Aqui teremos a caracterização da responsabilidade tributária referente ao sujeito passivo indireto (art. 128 do CTN).
Esta, por seu turno, poderá ser:
Responsabilidade por substituição: o responsável ou substituto ocupa o lugar do contribuinte a partir do fato gerador, despontando como sujeito passivo desde o implemento da obrigação tributária;
Responsabilidade por transferência: o responsável ocupa o lugar do contribuinte após a ocorrência do fato gerador, ou seja, há um fato que se dá posteriormente ao surgimento da obrigação e acarreta a transferência da sujeição passiva para um terceiro.
A partir da definição de contribuinte, constante do art. 121, parágrafo único, I, do CTN, pode-se dizer que a responsabilidade do sujeito passivo direto é originária, em face da patente identidade entre aquele que deve pagar o tributo e o que realizou o fato gerador, obtendo benefícios econômicos deste.
Sobre tal relação, pode-se identificar no CTN um critério econômico de incidência, ao se determinar a cobrança do gravame daquele que obteve vantagem econômica decorrente do fato imponível, sendo irrelevantes os critérios territorial e de cidadania (ver arts. 118 e 126 do CTN).
Nessa toada, evidencia-se que o fato gerador serve como indicador da capacidade contributiva do indivíduo.
Por outro lado, a responsabilidade do sujeito passivo indireto é derivada, despontando a figura do responsável como aquele que tem sua obrigação prevista expressamente em lei, devendo arcar com o ônus tributário sem ter realizado o fato gerador.
No entanto, não se permite a atribuição do pagamento do tributo a terceiro que não tenha vinculação com o fato gerador, conforme os arts. 121, parágrafo único, II, e 128, ambos do CTN.

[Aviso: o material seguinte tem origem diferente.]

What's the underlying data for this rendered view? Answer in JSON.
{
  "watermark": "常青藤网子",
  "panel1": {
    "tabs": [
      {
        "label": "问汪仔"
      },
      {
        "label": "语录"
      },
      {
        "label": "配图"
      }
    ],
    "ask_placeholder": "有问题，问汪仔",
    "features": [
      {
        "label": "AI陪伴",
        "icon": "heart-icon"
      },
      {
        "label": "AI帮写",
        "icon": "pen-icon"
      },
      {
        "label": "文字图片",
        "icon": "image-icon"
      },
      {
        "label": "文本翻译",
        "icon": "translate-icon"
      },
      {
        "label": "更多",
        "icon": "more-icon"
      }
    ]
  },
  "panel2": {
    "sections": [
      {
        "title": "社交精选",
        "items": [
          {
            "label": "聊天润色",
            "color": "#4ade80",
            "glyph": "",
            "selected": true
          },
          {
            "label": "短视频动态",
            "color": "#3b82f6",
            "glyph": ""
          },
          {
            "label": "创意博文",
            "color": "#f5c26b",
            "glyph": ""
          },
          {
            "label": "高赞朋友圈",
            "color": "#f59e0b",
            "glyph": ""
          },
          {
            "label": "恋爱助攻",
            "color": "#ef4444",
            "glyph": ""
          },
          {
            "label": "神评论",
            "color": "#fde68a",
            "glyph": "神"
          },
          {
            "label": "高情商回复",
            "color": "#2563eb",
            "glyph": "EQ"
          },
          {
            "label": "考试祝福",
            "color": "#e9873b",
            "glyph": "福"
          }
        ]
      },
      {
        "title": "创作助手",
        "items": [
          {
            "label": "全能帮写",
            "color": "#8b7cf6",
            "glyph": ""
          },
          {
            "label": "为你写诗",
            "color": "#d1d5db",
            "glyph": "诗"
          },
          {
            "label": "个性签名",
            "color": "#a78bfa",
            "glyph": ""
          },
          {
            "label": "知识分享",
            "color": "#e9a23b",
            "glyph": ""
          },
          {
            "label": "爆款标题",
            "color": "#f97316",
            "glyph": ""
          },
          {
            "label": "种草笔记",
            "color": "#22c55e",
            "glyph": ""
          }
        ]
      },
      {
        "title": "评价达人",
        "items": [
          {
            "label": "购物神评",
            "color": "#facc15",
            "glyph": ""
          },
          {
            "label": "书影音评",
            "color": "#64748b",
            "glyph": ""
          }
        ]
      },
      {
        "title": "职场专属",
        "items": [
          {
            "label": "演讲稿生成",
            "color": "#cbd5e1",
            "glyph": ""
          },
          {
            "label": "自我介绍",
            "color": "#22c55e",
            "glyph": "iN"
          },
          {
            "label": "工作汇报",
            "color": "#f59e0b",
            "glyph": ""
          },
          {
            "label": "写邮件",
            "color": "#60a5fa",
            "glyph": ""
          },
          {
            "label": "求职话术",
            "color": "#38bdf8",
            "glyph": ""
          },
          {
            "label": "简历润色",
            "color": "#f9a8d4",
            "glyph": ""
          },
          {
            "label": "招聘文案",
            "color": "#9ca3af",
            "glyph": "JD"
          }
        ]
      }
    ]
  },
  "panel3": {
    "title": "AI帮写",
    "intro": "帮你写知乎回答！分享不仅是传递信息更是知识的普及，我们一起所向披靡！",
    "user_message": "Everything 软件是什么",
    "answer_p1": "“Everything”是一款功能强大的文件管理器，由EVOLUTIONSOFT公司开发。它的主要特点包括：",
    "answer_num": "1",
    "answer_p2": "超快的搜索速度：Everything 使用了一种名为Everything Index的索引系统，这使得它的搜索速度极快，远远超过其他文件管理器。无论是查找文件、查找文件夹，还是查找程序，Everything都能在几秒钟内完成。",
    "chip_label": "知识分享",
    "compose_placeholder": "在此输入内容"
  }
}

Sobre o tema, veja as lições de Eduardo Sabbag (2018):
“Responsabilidade por substituição. A lei determina que terceiro substitua o contribuinte antes da ocorrência do fato gerador. Pode-se verificar tal situação mais frequentemente quanto ao ICMS e ao IR. Exemplo: a Caixa Econômica Federal mostra-se como substituto tributário, quanto ao IR incidente sobre o prêmio de loteria a ser pago a um ganhador. A propósito do ICMS, no contexto da substituição tributária, insta mencionar uma subdivisão presente na doutrina: a substituição “para trás” e a substituição “para frente”.
Ver STJ:
REsp 1.318.163/PR-2014 (após a admissão dos embargos de divergência, houve seu julgamento na 1ª Seção do STJ, em 14 de junho de 2017, ratificando-se a tese de que “a repetição de indébito tributário só pode ser postulada pelo sujeito passivo que pagou, ou seja, que arcou efetivamente com o ônus financeiro da cobrança, conforme a interpretação dos artigos 121 e 165 do Código Tributário Nacional”)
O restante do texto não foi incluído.